The PAE of an antimicrobial compound is essential for determining the appropriate gap between drug intake, and an extended PAE enables a longer time window between doses while maintaining antimicrobial efficacy (25). MDN-6 had a longer PAE (22 h) than INH (15 h), demonstrating its capacity to inhibit mycobacterial multiplication by about one doubling time (24 h) (26, 27). This result suggests that MDN-6 can be used at a wider dosing interval without losing its therapeutic efficacy. Thus, MDN-6 merits further study for drug development. We further evaluated the activity of MDN-6 against 27 NTM strains, but it did not show any significant effect against most of the NTM strains, except against M. marinum and M. kansasii. Previous studies have reported that M. tuberculosis, M. marinum, and M. kansasii share a close phylogenetic position with similar pulmonary infection locations and pathogenesis patterns (28, 29), which could be the reason behind the activity of MDN-6 against these three bacteria.

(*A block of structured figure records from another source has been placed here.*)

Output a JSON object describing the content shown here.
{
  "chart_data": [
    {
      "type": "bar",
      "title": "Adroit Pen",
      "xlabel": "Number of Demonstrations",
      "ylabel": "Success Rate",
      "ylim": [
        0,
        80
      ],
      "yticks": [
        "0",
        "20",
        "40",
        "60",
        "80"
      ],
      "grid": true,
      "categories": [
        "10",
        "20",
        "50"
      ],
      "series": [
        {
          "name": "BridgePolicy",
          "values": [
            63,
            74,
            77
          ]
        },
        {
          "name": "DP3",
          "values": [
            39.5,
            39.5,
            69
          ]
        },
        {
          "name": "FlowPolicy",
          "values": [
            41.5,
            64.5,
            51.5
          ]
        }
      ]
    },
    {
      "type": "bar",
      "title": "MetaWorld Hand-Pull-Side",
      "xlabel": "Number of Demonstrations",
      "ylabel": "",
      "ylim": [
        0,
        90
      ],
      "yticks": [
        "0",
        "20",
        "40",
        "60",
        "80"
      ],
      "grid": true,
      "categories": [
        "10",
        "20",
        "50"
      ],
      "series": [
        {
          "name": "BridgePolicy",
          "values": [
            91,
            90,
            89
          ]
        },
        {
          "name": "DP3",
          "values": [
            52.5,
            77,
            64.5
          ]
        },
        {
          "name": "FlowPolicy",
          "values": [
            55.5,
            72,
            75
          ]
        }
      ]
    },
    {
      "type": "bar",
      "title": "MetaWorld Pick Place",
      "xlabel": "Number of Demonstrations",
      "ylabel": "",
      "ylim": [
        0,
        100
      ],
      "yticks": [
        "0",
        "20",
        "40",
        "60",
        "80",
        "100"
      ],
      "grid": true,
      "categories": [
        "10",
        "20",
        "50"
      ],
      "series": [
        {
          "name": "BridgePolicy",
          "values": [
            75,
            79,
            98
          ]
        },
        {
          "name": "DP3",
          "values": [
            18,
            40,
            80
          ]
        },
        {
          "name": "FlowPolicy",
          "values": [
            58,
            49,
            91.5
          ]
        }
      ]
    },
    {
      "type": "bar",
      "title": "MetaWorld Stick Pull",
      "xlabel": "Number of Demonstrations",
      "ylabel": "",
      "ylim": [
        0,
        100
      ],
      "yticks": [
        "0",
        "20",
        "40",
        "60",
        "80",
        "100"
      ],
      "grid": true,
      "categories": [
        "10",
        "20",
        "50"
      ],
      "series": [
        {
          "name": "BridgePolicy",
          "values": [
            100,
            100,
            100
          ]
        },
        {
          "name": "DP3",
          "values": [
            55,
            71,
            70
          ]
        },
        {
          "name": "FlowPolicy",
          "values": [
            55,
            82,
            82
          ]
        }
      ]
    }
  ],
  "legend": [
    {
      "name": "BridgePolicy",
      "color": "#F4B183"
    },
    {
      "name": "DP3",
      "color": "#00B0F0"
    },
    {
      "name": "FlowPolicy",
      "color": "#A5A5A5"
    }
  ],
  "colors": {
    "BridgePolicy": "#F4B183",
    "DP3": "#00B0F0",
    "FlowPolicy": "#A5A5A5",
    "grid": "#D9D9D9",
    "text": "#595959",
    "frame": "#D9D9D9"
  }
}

In the MIC test with 24 Gram-positive and Gram-negative bacteria, other antibiotics showed an overall growth inhibitory effect, whereas MDN-6 did not, indicating that the antibacterial effect of MDN-6 is mycobacterium-specific. We also assessed the toxicity of MDN-6 in a mice model (female BALB/c mice). The 279.1 mg/kg LD50 value of MDN-6 is comparable to the LD50 value of previously reported anti-TB compounds (30). Overall, the LD50 value of MDN-6 is not completely non-toxic but it is better than many approved anti-TB drugs such as capreomycin (LD50 = 250 mg/kg), clarithromycin (LD50 = 184 mg/kg), moxifloxacin (LD50 = 105 - 130 mg/kg), and isoniazid (LD50 = 151 mg/kg) (31). In addition, other toxicity tests, such as long-term repeated toxicity tests and genotoxicity tests for MDN-6, are further needed.
4.1. Conclusions
In conclusion, MDN-6 can be a reliable alternative treatment for drug-resistant TB infection due to its significant anti-TB activity against various drug-resistant Mycobacterium tuberculosis strains and its partial synergistic effect. However, additional in-depth investigations on the action mechanism of MDN-6, animal effectiveness, and toxicity are required.